James Sallis, Le Tueur se meurt : polar urbain et désespoir

Xavier S. Thomann - 20.05.2013

Livre - James Sallis - Polar - Tueur à gages


James Sallis pratique le roman noir comme personne. L'auteur de Drive a une savante habileté quand il s'agit de jouer avec les attentes de ses lecteurs. Le Tueur se meurt est un livre surprenant à plus d'un titre, et dépasse largement la classification un peu réductrice de thriller ou de polar. 

 

Il faut dire que James Sallis n'a pas le CV habituel de l'auteur de fictions policières. Certes cet universitaire est un spécialiste de Chester Himes, mais il est aussi le traducteur en Américain de Raymond Queneau.

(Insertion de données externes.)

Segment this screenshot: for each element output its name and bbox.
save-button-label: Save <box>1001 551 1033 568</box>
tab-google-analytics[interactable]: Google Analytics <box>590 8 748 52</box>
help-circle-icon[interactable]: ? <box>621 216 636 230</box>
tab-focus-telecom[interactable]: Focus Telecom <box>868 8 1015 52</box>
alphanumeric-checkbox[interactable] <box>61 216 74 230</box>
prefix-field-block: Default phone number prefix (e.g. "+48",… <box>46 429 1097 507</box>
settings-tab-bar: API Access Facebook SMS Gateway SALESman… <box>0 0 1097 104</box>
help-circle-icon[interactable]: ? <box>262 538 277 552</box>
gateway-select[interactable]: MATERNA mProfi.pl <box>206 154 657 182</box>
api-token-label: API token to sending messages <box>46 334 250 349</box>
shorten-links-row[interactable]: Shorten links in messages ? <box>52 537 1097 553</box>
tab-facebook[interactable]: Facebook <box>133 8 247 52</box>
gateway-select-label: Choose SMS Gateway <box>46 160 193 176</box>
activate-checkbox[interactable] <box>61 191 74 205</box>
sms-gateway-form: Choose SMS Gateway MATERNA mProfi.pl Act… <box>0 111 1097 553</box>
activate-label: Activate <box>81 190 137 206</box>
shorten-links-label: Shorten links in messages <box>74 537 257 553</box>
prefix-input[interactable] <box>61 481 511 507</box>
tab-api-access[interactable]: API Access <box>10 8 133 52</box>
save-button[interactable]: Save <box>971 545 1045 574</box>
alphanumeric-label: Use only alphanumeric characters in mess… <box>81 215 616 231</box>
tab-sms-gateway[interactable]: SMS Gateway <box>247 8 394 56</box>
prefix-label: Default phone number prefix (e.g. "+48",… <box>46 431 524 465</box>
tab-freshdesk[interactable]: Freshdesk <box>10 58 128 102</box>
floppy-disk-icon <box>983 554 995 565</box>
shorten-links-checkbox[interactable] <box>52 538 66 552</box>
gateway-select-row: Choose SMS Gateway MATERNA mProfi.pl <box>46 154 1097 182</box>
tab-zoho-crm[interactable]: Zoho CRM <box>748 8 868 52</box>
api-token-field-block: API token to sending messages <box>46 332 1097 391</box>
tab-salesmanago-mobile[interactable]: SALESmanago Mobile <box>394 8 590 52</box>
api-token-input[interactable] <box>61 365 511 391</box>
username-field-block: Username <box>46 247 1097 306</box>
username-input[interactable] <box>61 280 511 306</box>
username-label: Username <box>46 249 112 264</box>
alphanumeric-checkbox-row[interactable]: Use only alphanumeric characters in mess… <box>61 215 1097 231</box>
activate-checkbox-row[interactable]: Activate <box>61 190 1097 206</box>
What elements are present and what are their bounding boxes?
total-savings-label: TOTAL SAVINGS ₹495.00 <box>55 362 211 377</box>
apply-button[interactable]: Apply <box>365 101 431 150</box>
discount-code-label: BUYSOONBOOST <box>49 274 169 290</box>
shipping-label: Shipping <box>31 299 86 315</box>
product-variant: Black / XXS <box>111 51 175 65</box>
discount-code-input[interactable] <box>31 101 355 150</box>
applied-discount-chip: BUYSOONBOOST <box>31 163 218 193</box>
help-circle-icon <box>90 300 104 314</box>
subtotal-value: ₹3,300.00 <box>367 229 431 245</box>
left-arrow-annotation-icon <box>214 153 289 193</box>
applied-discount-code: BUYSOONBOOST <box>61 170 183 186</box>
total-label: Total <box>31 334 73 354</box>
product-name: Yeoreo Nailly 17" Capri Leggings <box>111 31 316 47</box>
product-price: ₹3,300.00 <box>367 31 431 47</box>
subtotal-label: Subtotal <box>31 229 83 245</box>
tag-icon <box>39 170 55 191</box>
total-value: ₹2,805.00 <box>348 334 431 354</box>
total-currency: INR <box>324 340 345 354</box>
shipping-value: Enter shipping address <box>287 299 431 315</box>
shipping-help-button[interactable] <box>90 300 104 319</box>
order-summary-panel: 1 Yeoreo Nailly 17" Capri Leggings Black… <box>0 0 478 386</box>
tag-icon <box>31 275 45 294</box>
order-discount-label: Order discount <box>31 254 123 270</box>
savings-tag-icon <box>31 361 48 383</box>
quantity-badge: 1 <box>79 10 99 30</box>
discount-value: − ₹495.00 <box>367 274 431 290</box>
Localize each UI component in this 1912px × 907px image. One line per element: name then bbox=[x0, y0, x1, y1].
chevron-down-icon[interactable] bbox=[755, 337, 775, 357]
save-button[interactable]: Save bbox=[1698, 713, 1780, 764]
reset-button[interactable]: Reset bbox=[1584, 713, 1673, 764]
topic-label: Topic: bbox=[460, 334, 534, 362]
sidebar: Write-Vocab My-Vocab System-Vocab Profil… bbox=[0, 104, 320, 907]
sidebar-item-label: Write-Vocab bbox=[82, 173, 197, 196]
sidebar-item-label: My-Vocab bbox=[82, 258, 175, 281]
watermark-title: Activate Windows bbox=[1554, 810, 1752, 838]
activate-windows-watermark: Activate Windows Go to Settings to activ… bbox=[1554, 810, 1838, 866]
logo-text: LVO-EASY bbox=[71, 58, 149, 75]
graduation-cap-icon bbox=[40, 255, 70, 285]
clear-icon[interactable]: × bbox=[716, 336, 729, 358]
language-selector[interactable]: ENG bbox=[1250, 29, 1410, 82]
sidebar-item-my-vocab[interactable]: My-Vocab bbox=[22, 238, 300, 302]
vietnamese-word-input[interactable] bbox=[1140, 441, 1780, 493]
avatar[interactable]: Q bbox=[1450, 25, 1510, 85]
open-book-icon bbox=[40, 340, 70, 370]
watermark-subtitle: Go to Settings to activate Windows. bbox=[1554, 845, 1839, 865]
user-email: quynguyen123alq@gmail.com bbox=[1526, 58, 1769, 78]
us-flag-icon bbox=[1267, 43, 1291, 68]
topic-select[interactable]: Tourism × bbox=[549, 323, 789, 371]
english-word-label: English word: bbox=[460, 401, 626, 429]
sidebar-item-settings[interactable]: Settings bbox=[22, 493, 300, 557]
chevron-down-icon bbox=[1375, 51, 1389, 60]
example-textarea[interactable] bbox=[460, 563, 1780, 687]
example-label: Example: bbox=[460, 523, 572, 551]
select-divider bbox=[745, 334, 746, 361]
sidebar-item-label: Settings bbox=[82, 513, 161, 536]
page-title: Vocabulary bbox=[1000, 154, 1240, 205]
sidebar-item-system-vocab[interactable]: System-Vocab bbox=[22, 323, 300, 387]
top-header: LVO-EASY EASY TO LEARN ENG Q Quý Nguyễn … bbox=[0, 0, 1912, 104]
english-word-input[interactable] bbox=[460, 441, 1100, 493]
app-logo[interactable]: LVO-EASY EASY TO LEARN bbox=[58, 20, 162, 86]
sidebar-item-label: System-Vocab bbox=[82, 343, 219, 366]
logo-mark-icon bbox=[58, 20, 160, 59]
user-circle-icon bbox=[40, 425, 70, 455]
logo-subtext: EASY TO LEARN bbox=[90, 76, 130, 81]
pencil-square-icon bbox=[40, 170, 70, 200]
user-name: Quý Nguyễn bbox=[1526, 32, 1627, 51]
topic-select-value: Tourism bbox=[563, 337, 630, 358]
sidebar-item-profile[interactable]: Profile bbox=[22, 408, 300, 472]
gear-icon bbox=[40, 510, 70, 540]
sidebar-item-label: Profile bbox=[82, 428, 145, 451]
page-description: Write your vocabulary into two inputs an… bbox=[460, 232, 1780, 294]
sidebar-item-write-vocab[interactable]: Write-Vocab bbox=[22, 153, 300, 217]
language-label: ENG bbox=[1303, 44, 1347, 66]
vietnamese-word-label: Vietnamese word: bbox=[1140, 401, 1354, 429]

Ça ne s'invente pas. N'allez pas pour autant chercher des références à la littérature française dans son nouvel ouvrage. Tout y américain, à 100 %. 

 

En revanche, on ne peut être qu'attentif à sa maîtrise de la composition. En général, c'est le genre de livre où un crime a lieu et ensuite quelqu'un va chercher à y voir plus clair. Ici, ce n'est pas tellement de cette façon que les choses se passent.

 

Il y a bien un crime (la victime toutefois survit), mais c'est avant tout eux-mêmes que cherchent les personnages. L'intrigue n'est donc qu'un prétexte pour observer le quotidien de trois personnages : un tueur à gages en fin de course, un ado dont les parents sont partis et qui vit seul, et enfin un flic dont l'épouse est gravement malade. 

 

Trois personnages hantés, chacun à leur manière par la mort. Banal à première vue, sauf que Sallis réserve un traitement particulier à ce thème bien connu. On comprend vite que l'auteur ne cherche pas tellement à résoudre la situation initiale, comme c'est pourtant le cas dans ce genre de romans.  

 

 

Phoenix is Crane City

Vue de Phoenix, où se déroule l'action du roman,

cogdogblog, CC BY-SA 2.0

 

 

Alors que Chrétien, le tueur, veut comprendre comment sa proie a pu lui échapper, Sayles, le policier cherche en vain à mettre la main sur ce mystérieux tueur à gages. Et pendant ce temps, Jimmie erre sur internet, cherchant à revendre tout ce qu'il peut pour survivre. Ces personnages sont moins motivés par la résolution de l'affaire que par la volonté de savoir au fond ce qu'ils font là. 

 

Tout au long du livre, Sallis, avec un style distant et emphatique à la fois, distille savamment le mal-être qui est le point commun entre les deux hommes et le garçon. Vous l'aurez compris, pas de courses poursuites ou de fusillades spectaculaires. 

 

D'ailleurs, Sayles a bien conscience que son métier est loin des représentations qu'en fait la fiction. « À en croire les séries télévisées, on pouvait, en ajoutant de l'huile de coude à l'ancienne aux combats virtuels par écrans interposés, résoudre toutes les affaires. (...) Dans le monde réel, ça ne se passait pas exactement comme ça. »

 

Cela dit, malgré la volonté de l'auteur de se tenir à l'écart des codes traditionnels du roman noir, il y a quelque chose de très prenant dans ce roman policier « dépressif ». Au final, le tueur se meurt tient autant du conte de la vie moderne urbaine que du polar.